Aquel era un fútbol donde los Eto’o, Shevchenko, Crespo o Van Nistelrooy darían paso a delanteros mixtos. Si uno recuerda aquel 2007, antes de que Messi y Ronaldo tiraran cualquier evolución por tierra, la carrera que hoy libran Haaland y Mbappé la libraban tres fenómenos que nada tenían que ver con el delantero goleador más común. Sergio Agüero, Karim Benzema y Alexandre Pato eran los tres grandes genios de la posición, con personalidad para marcar una hoja de ruta en el futuro de la misma. Para comprobar hasta dónde llegaría cada uno, el Kun cumplió una etapa en el Manzanares y se marchó al Manchester City. Y evidentemente, llegó tan lejos como podía. En el fútbol inglés había espacios pero al Kun lo iban a situar en los últimos 30 metros, emparejándolo con centrales grandes y pesados mientras castigaba la espalda de los mediocentros como un clásico enganche. Aquello era la bomba.
El Kun del City fue mejor incluso de lo que se esperaba de él porque se le pidió una responsabilidad acorde a su talento y él no se quedó nunca atrás. Ni un ápice. Cayó en un equipo aspirante a ganar la Premier y para eso le pidieron cifras goleadoras que sustentaran una carrera de fondo a 38 jornadas mientras dejaba destellos de talento para goce del Etihad. Deslumbró junto a Silva, Nasri o Negredo en el infravalorado City de Mancini, que dejó tardes fascinantes, con tramos de juego de enorme belleza y plasticidad. Había nacido una nueva era en Manchester y el Kun fue de los que más contribuyó a crearla. En cinco años enchufó goles de mil y una formas y certificó que era un elegido con o sin espacios, de cara o de espaldas. Seguramente se le quedó en el tintero más de una noche de Champions acorde a su estatus, pero el cuento ya estaba dibujado y coloreado. Agüero es uno de los más grandes delanteros de la historia de la Premier League.

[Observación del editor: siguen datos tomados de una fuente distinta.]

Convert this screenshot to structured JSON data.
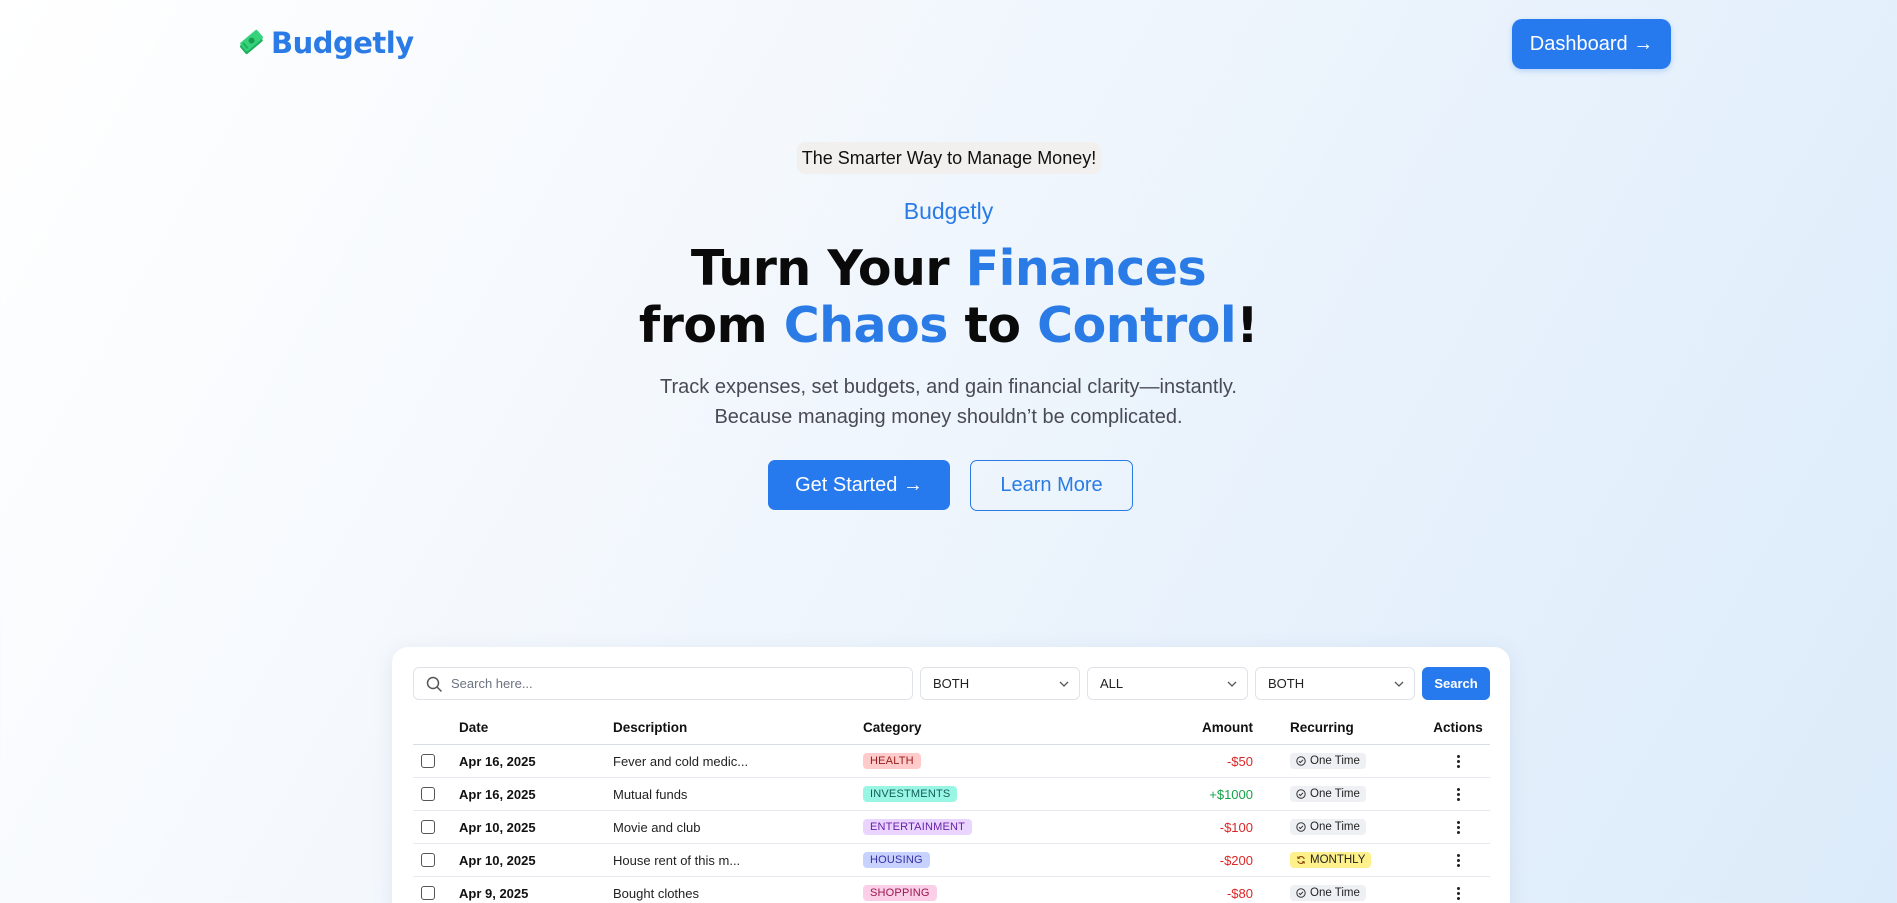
{
  "nav": {
    "logo_text": "Budgetly",
    "logo_icon": "money-icon",
    "dashboard_label": "Dashboard →"
  },
  "hero": {
    "pill": "The Smarter Way to Manage Money!",
    "brand": "Budgetly",
    "headline": {
      "line1_a": "Turn Your ",
      "line1_b": "Finances",
      "line2_a": "from ",
      "line2_b": "Chaos",
      "line2_c": " to ",
      "line2_d": "Control",
      "line2_e": "!"
    },
    "sub_line1": "Track expenses, set budgets, and gain financial clarity—instantly.",
    "sub_line2": "Because managing money shouldn’t be complicated.",
    "get_started": "Get Started →",
    "learn_more": "Learn More"
  },
  "filters": {
    "search_placeholder": "Search here...",
    "select1": "BOTH",
    "select2": "ALL",
    "select3": "BOTH",
    "search_button": "Search"
  },
  "table": {
    "headers": {
      "date": "Date",
      "description": "Description",
      "category": "Category",
      "amount": "Amount",
      "recurring": "Recurring",
      "actions": "Actions"
    },
    "rows": [
      {
        "date": "Apr 16, 2025",
        "description": "Fever and cold medic...",
        "category": "HEALTH",
        "amount": "-$50",
        "recurring": "One Time"
      },
      {
        "date": "Apr 16, 2025",
        "description": "Mutual funds",
        "category": "INVESTMENTS",
        "amount": "+$1000",
        "recurring": "One Time"
      },
      {
        "date": "Apr 10, 2025",
        "description": "Movie and club",
        "category": "ENTERTAINMENT",
        "amount": "-$100",
        "recurring": "One Time"
      },
      {
        "date": "Apr 10, 2025",
        "description": "House rent of this m...",
        "category": "HOUSING",
        "amount": "-$200",
        "recurring": "MONTHLY"
      },
      {
        "date": "Apr 9, 2025",
        "description": "Bought clothes",
        "category": "SHOPPING",
        "amount": "-$80",
        "recurring": "One Time"
      }
    ]
  },
  "colors": {
    "accent": "#2779ee",
    "brand_text": "#2a7be6",
    "negative": "#dc2626",
    "positive": "#16a34a",
    "health_bg": "#fecaca",
    "health_fg": "#991b1b",
    "investments_bg": "#99f6e4",
    "investments_fg": "#115e59",
    "entertainment_bg": "#e9d5ff",
    "entertainment_fg": "#6b21a8",
    "housing_bg": "#c7d2fe",
    "housing_fg": "#3730a3",
    "shopping_bg": "#fbcfe8",
    "shopping_fg": "#9d174d",
    "onetime_bg": "#eef0f3",
    "monthly_bg": "#fef08a"
  }
}
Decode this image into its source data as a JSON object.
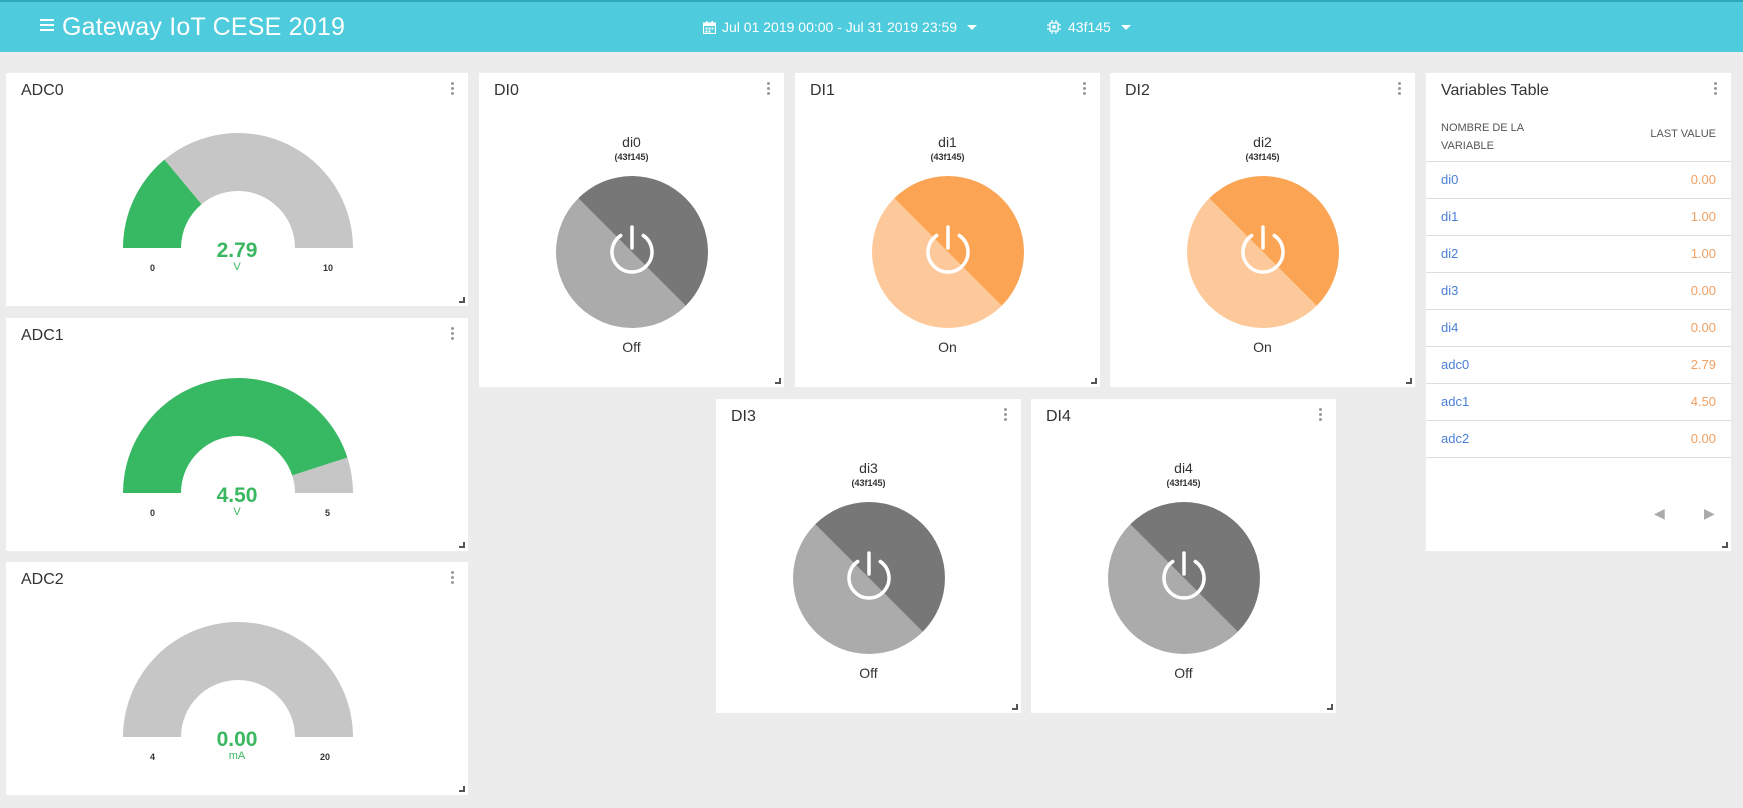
{
  "header": {
    "title": "Gateway IoT CESE 2019",
    "date_range": "Jul 01 2019 00:00 - Jul 31 2019 23:59",
    "device": "43f145"
  },
  "colors": {
    "header_bg": "#4ecbdc",
    "gauge_fill": "#37b862",
    "gauge_track": "#c6c6c6",
    "switch_on_dark": "#fba554",
    "switch_on_light": "#fdc99a",
    "switch_off_dark": "#777777",
    "switch_off_light": "#ababab",
    "link": "#4a7fd6",
    "value": "#f0a063"
  },
  "gauges": [
    {
      "title": "ADC0",
      "value": "2.79",
      "unit": "V",
      "min": "0",
      "max": "10",
      "fraction": 0.279
    },
    {
      "title": "ADC1",
      "value": "4.50",
      "unit": "V",
      "min": "0",
      "max": "5",
      "fraction": 0.9
    },
    {
      "title": "ADC2",
      "value": "0.00",
      "unit": "mA",
      "min": "4",
      "max": "20",
      "fraction": 0
    }
  ],
  "switches": [
    {
      "title": "DI0",
      "name": "di0",
      "device": "(43f145)",
      "state": "Off",
      "on": false
    },
    {
      "title": "DI1",
      "name": "di1",
      "device": "(43f145)",
      "state": "On",
      "on": true
    },
    {
      "title": "DI2",
      "name": "di2",
      "device": "(43f145)",
      "state": "On",
      "on": true
    },
    {
      "title": "DI3",
      "name": "di3",
      "device": "(43f145)",
      "state": "Off",
      "on": false
    },
    {
      "title": "DI4",
      "name": "di4",
      "device": "(43f145)",
      "state": "Off",
      "on": false
    }
  ],
  "variables_table": {
    "title": "Variables Table",
    "col_name": "Nombre de la variable",
    "col_value": "Last value",
    "rows": [
      {
        "name": "di0",
        "value": "0.00"
      },
      {
        "name": "di1",
        "value": "1.00"
      },
      {
        "name": "di2",
        "value": "1.00"
      },
      {
        "name": "di3",
        "value": "0.00"
      },
      {
        "name": "di4",
        "value": "0.00"
      },
      {
        "name": "adc0",
        "value": "2.79"
      },
      {
        "name": "adc1",
        "value": "4.50"
      },
      {
        "name": "adc2",
        "value": "0.00"
      }
    ],
    "prev_icon": "caret-left-icon",
    "next_icon": "caret-right-icon"
  }
}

Para talentos tan genuinos quizás deba dejarse para el final una especie de memorándum por si en el futuro quien no pudo disfrutarlo no tiene acceso a las imágenes y sólo queda lo escrito. Sergio Agüero era un cuerpo expresando la tantas veces manida historia de que se vive como se juega. Le quemaba algo dentro que no tardaba en sacar a través de su relación con el balón transmitiendo al espectador que algo, siempre, podía pasar. Tenía esa improvisación de los grandes, desplegada a través de movimientos intransferibles: su doble recorte, sello único; su desmarque entre central y lateral izquierdo rival, chocando con el primero sin que éste pudiera rozar el balón antes de definir; y el último toque, delicado entre carreras y choques de pura potencia. Jugaba como los ángeles pero casi por encima de eso, era un definidor extraordinario, tan creativo como contundente. Todo eso y más era el Kun Agüero, papá.